Even though the program has just wrapped up its pilot phase, the appetite for TIM PS is growing exponentially. Since the eight participating schools first embraced the approach — which allows anyone affiliated with the school to also take a three-day course to become a trainer — 20 others have committed to offering the program. As of October 2019, close to 4,000 students have successfully completed TIM PS.
“Our evaluations show that this program significantly increased participants’ resiliency skills. Not only does it equip students with the tools and skills to better support themselves, it also shows them how to look outwards and support peers with their well-being,” said Andrew Szeto, PhD, an associate psychology professor at the University of Calgary and the director of its Campus Mental Health Strategy.
But aggregate data doesn’t tell the whole story.
For Matthew Baker, an applied psychology candidate at Laurentian University with a degree in kinesiology, the program offers some really practical options: “I thought it was particularly good to encourage students to seek help before they are in significant distress. I also thought providing actual strategies to help reduce school stress — from the facilitators and other participants — was extremely helpful.”
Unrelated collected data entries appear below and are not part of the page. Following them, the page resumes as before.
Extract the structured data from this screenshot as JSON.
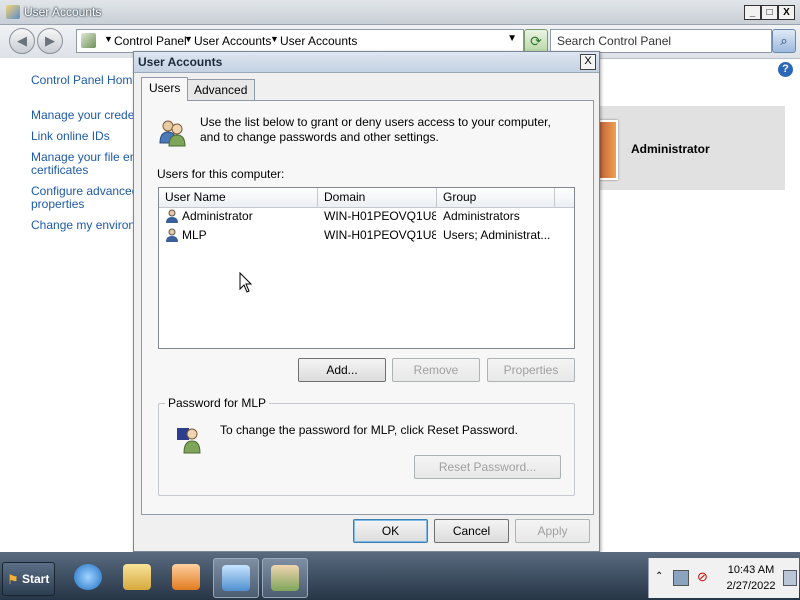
{
  "explorer": {
    "title": "User Accounts",
    "minimize": "_",
    "maximize": "□",
    "close": "X",
    "breadcrumbs": [
      "Control Panel",
      "User Accounts",
      "User Accounts"
    ],
    "search_placeholder": "Search Control Panel",
    "left_nav": [
      "Control Panel Home",
      "Manage your credentials",
      "Link online IDs",
      "Manage your file encryption",
      "certificates",
      "Configure advanced user profile",
      "properties",
      "Change my environment variables"
    ],
    "account_name": "Administrator"
  },
  "dialog": {
    "title": "User Accounts",
    "close": "X",
    "tabs": [
      {
        "label": "Users",
        "active": true
      },
      {
        "label": "Advanced",
        "active": false
      }
    ],
    "intro": "Use the list below to grant or deny users access to your computer, and to change passwords and other settings.",
    "users_label": "Users for this computer:",
    "columns": [
      "User Name",
      "Domain",
      "Group"
    ],
    "users": [
      {
        "name": "Administrator",
        "domain": "WIN-H01PEOVQ1U8",
        "group": "Administrators"
      },
      {
        "name": "MLP",
        "domain": "WIN-H01PEOVQ1U8",
        "group": "Users; Administrat..."
      }
    ],
    "buttons": {
      "add": "Add...",
      "remove": "Remove",
      "properties": "Properties",
      "reset_password": "Reset Password...",
      "ok": "OK",
      "cancel": "Cancel",
      "apply": "Apply"
    },
    "password_group_label": "Password for MLP",
    "password_text": "To change the password for MLP, click Reset Password."
  },
  "taskbar": {
    "start_label": "Start",
    "apps": [
      "internet-explorer",
      "windows-explorer",
      "media-player",
      "control-panel",
      "user-accounts"
    ],
    "time": "10:43 AM",
    "date": "2/27/2022"
  },
  "colors": {
    "link": "#1e5aa8",
    "taskbar": "#263647",
    "dialog_bg": "#f0f0f0"
  }
}
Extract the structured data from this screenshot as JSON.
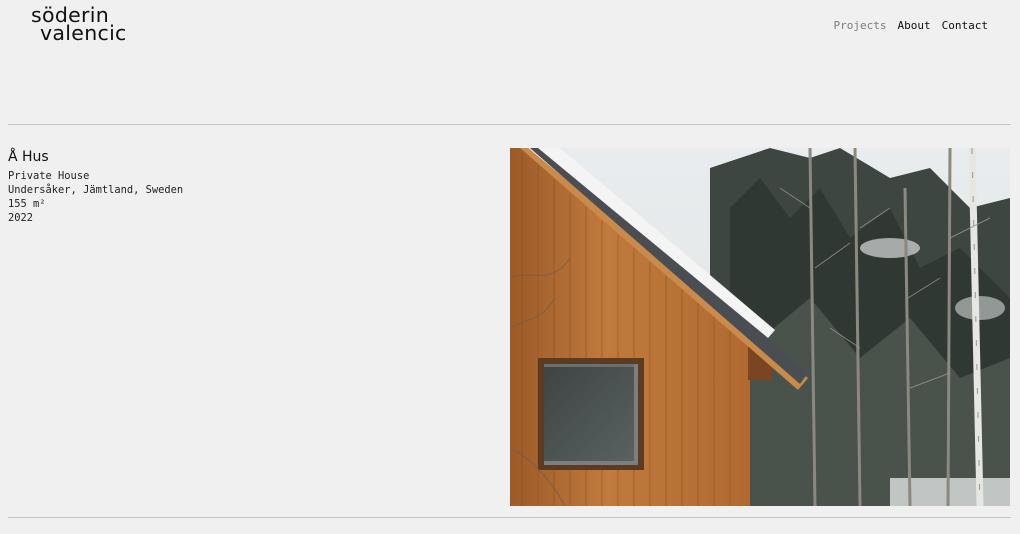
{
  "header": {
    "logo_line1": "söderin",
    "logo_line2": "valencic"
  },
  "nav": {
    "items": [
      {
        "label": "Projects",
        "active": true
      },
      {
        "label": "About",
        "active": false
      },
      {
        "label": "Contact",
        "active": false
      }
    ]
  },
  "project": {
    "title": "Å Hus",
    "type": "Private House",
    "location": "Undersåker, Jämtland, Sweden",
    "area": "155 m²",
    "year": "2022",
    "image_subject": "timber house gable with snowy roof among winter trees"
  },
  "colors": {
    "background": "#f0f0f0",
    "text": "#111111",
    "nav_active": "#7a7a7a",
    "rule": "#c4c4c4",
    "wood": "#b87035"
  }
}
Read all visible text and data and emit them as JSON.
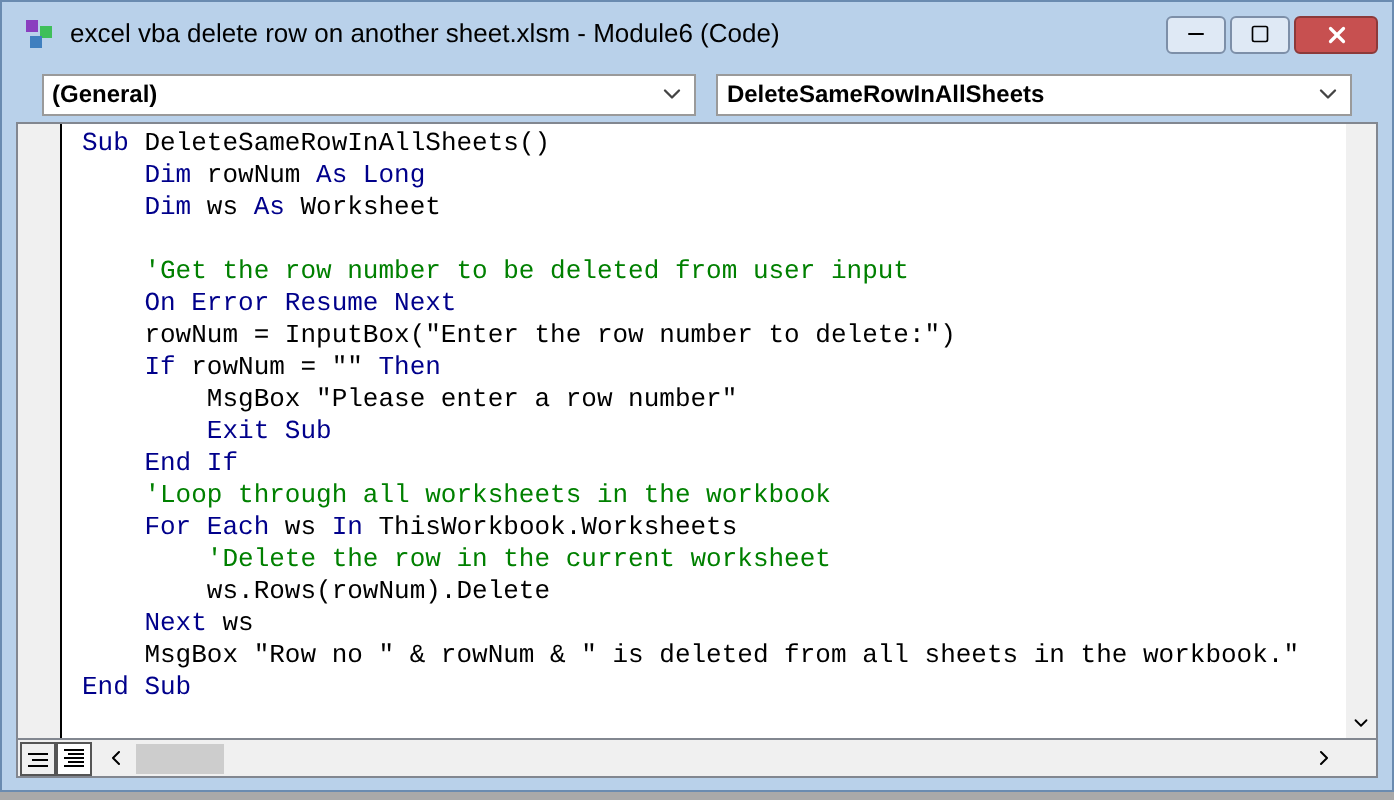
{
  "window": {
    "title": "excel vba delete row on another sheet.xlsm - Module6 (Code)"
  },
  "object_dropdown": {
    "value": "(General)"
  },
  "procedure_dropdown": {
    "value": "DeleteSameRowInAllSheets"
  },
  "code_lines": [
    {
      "kind": "code",
      "segments": [
        {
          "text": "Sub ",
          "kind": "keyword"
        },
        {
          "text": "DeleteSameRowInAllSheets()",
          "kind": "plain"
        }
      ]
    },
    {
      "kind": "code",
      "segments": [
        {
          "text": "    Dim ",
          "kind": "keyword"
        },
        {
          "text": "rowNum ",
          "kind": "plain"
        },
        {
          "text": "As Long",
          "kind": "keyword"
        }
      ]
    },
    {
      "kind": "code",
      "segments": [
        {
          "text": "    Dim ",
          "kind": "keyword"
        },
        {
          "text": "ws ",
          "kind": "plain"
        },
        {
          "text": "As ",
          "kind": "keyword"
        },
        {
          "text": "Worksheet",
          "kind": "plain"
        }
      ]
    },
    {
      "kind": "blank"
    },
    {
      "kind": "code",
      "segments": [
        {
          "text": "    'Get the row number to be deleted from user input",
          "kind": "comment"
        }
      ]
    },
    {
      "kind": "code",
      "segments": [
        {
          "text": "    On Error Resume Next",
          "kind": "keyword"
        }
      ]
    },
    {
      "kind": "code",
      "segments": [
        {
          "text": "    rowNum = InputBox(\"Enter the row number to delete:\")",
          "kind": "plain"
        }
      ]
    },
    {
      "kind": "code",
      "segments": [
        {
          "text": "    If ",
          "kind": "keyword"
        },
        {
          "text": "rowNum = \"\" ",
          "kind": "plain"
        },
        {
          "text": "Then",
          "kind": "keyword"
        }
      ]
    },
    {
      "kind": "code",
      "segments": [
        {
          "text": "        MsgBox \"Please enter a row number\"",
          "kind": "plain"
        }
      ]
    },
    {
      "kind": "code",
      "segments": [
        {
          "text": "        Exit Sub",
          "kind": "keyword"
        }
      ]
    },
    {
      "kind": "code",
      "segments": [
        {
          "text": "    End If",
          "kind": "keyword"
        }
      ]
    },
    {
      "kind": "code",
      "segments": [
        {
          "text": "    'Loop through all worksheets in the workbook",
          "kind": "comment"
        }
      ]
    },
    {
      "kind": "code",
      "segments": [
        {
          "text": "    For Each ",
          "kind": "keyword"
        },
        {
          "text": "ws ",
          "kind": "plain"
        },
        {
          "text": "In ",
          "kind": "keyword"
        },
        {
          "text": "ThisWorkbook.Worksheets",
          "kind": "plain"
        }
      ]
    },
    {
      "kind": "code",
      "segments": [
        {
          "text": "        'Delete the row in the current worksheet",
          "kind": "comment"
        }
      ]
    },
    {
      "kind": "code",
      "segments": [
        {
          "text": "        ws.Rows(rowNum).Delete",
          "kind": "plain"
        }
      ]
    },
    {
      "kind": "code",
      "segments": [
        {
          "text": "    Next ",
          "kind": "keyword"
        },
        {
          "text": "ws",
          "kind": "plain"
        }
      ]
    },
    {
      "kind": "code",
      "segments": [
        {
          "text": "    MsgBox \"Row no \" & rowNum & \" is deleted from all sheets in the workbook.\"",
          "kind": "plain"
        }
      ]
    },
    {
      "kind": "code",
      "segments": [
        {
          "text": "End Sub",
          "kind": "keyword"
        }
      ]
    }
  ]
}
Bradley recalls her own experiences with mental health difficulties when she was studying for her master’s. “This was many moons ago, and it was an extremely progressive psychology professor who intuited how shattered I was, after losing my best friend to suicide, and insisted that I get help. I was one of the lucky ones.”
Pietrus is convinced that, in this day and age, introducing mental health literacy on campus should not be considered progressive. “It should be the bare minimum.”
Or, as Bradley puts it, “post-secondary institutions aren’t just places of academic learning, they are where we experience exponential personal growth. And learning to build resiliency and manage mental wellness is just as important as making the grade in literature or mathematics.”